LA COMMUNICATION 2.0 Avant #MeToo. C’était à l’homme de demander à la femme son 06, selon une règle tacite et absurde édictée par une source anonyme et réac. C’était en général à lui aussi de solliciter notre amitié sur Facebook et de nous suivre le premier sur Twitter, Instagram et Snapchat, ce qui ne nous empêchait évidemment pas de le stalker à peine il avait le dos tourné. C’était enfin à lui d’envoyer le premier message, et s’il ne le faisait pas, on finissait par lui envoyer un texto aviné et paranoïaque à 1 h 47 du matin auquel il répondait encore moins. Résultat, on sautait sur notre smartphone à la moindre notification comme un lapin sur une carotte et on tombait régulièrement nez à nez (enfin, nez…) avec la photo d’un pénis non identifié et surtout non désiré mais visiblement content de nous voir. En 2018. Les règles de savoir-vivre sur les réseaux sociaux évoluant à la vitesse de la lumière, on se garde de les suivre sous peine d’attraper un point de côté au cerveau. On résiste à la tentation de passer deux heures à décortiquer les raisons pour lesquelles il a liké la photo de notre chat mais pas notre dernier selfie, et on simplifie les choses. Il nous plaît, on lui demande son 06 : simple. Il nous plaît, il nous demande notre 06, on ne passe pas deux ans à se demander si c’est bien féministe de répondre à cette requête patriarcale et on le lui donne : basique. Évidemment, pas plus qu’en 2017 on ne lui envoie des photos intimes, même si on assume à mort notre corps et notre féminité.

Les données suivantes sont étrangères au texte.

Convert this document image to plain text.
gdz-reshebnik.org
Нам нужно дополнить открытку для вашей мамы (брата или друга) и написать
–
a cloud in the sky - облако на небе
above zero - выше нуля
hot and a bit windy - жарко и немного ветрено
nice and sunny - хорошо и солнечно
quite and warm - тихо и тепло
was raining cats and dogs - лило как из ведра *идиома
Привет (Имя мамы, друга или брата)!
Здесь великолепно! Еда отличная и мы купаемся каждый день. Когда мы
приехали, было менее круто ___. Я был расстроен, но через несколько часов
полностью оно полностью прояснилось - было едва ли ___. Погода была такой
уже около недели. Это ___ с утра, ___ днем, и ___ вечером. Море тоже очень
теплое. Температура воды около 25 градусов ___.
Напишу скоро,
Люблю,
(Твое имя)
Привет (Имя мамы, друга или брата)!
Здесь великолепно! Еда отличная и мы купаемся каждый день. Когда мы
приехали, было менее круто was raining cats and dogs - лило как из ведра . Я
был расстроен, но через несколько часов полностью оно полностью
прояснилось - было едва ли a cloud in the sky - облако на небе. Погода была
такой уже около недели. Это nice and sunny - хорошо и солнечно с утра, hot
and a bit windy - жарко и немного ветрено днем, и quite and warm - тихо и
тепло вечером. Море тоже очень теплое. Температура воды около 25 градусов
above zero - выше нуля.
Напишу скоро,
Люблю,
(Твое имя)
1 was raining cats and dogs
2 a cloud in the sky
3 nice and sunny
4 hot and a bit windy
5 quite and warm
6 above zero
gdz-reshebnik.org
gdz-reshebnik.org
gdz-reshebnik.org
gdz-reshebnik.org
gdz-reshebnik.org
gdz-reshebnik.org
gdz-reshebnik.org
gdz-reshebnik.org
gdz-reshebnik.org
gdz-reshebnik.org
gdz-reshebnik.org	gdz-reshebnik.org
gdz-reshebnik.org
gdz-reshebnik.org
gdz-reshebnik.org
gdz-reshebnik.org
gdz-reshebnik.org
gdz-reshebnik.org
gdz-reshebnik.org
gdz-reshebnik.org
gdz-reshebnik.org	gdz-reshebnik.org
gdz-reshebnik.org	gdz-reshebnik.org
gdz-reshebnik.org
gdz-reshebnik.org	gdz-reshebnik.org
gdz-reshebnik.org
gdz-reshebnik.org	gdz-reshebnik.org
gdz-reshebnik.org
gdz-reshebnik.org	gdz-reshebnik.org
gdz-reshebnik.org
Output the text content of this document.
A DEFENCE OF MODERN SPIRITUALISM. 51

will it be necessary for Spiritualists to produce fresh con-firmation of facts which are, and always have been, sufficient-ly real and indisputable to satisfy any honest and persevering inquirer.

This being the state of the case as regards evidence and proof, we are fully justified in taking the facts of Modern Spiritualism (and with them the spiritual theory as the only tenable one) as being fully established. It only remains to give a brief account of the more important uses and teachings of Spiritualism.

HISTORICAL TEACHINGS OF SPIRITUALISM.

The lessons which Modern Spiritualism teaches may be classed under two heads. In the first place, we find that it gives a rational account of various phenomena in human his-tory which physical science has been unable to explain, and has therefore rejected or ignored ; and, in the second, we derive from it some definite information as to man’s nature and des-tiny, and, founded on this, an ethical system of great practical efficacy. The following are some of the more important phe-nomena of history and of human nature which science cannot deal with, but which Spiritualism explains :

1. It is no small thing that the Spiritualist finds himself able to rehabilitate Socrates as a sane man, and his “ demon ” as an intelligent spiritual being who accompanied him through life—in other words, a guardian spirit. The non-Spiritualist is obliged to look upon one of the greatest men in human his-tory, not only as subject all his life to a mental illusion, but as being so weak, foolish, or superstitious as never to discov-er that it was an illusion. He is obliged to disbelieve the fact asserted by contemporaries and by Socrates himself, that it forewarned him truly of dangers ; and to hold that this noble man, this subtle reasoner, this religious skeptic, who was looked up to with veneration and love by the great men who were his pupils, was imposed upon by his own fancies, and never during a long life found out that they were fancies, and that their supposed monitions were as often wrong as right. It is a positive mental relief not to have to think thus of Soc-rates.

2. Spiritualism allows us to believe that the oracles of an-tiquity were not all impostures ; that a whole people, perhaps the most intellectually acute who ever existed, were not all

L’OOTD (OUTFIT OF THE DRAGUE) Avant #MeToo. Bizarrement, son OOTD à lui n’avait jamais aucune connotation sexuelle. Notre cerveau reptilien ne criait pas : « À TAAAAAAABLE ! » parce qu’il avait enfilé son tee-shirt le plus repassé et mis du parfum cher.
En revanche, notre tenue à nous envoyait systématiquement une notification au cerveau reptilien d’un homme : en gros, si on avait plus de couches sur le visage que sur le corps, ça signifiait qu’on était prête à passer la seconde partie de soirée avec lui. A contrario, si on était plus habillée du bas que du visage, il avait de grandes chances de rester dans la friendzone. Bref, l’habit faisait grave le moine – et en l’occurrence, la nonne.
En 2018. On voudrait pouvoir dire aux lectrices de Cosmo de s’habiller exactement comme elles en ont envie, quelles que soient la météo, la région où elles habitent, l’heure à laquelle elles sortent, leurs caractéristiques physiques et leur humeur. Hélas, le corps des femmes et la façon dont elles le couvrent ou le découvrent restent un enjeu politique et social majeur qu’il nous appartient à toutes à notre niveau de faire évoluer dans le bon sens : celui de la tolérance. D’ici là, on compte très fort sur les parents des générations futures pour enfin enseigner à leurs fils qu’une jupe, même courte, même très courte, n’est en aucun cas une invitation à glisser une main dessous, sauf si sa propriétaire en exprime explicitement le souhait.
LA CONFIANCE EN SOI
Avant #MeToo. C’était surtout un truc de bonhomme, et c’était mieux que les filles n’en aient pas trop – un peu comme les poils, les idées tranchées ou les ex. La confiance en soi était donc un synonyme de virilité, d’épaules et d’opinions carrées, de situations professionnelle et économique stables, de menton qui pique et de voix de cor de chasse. Quant à nous, on (se) racontait qu’on adorait les gars maladroits et c’était vrai, sauf que ce n’était pas avec eux qu’on avait envie de coucher. Résultat, les garçons se sentaient obligés de cacher leurs doutes, leurs émotions, leurs peurs et leurs faiblesses derrière des attitudes de machos qu’on trouvait hyper sexy hashtag bad boy slash Johnny-Depp-avant-qu’il-neressemble-à-ma-concierge-en-pré-retraite.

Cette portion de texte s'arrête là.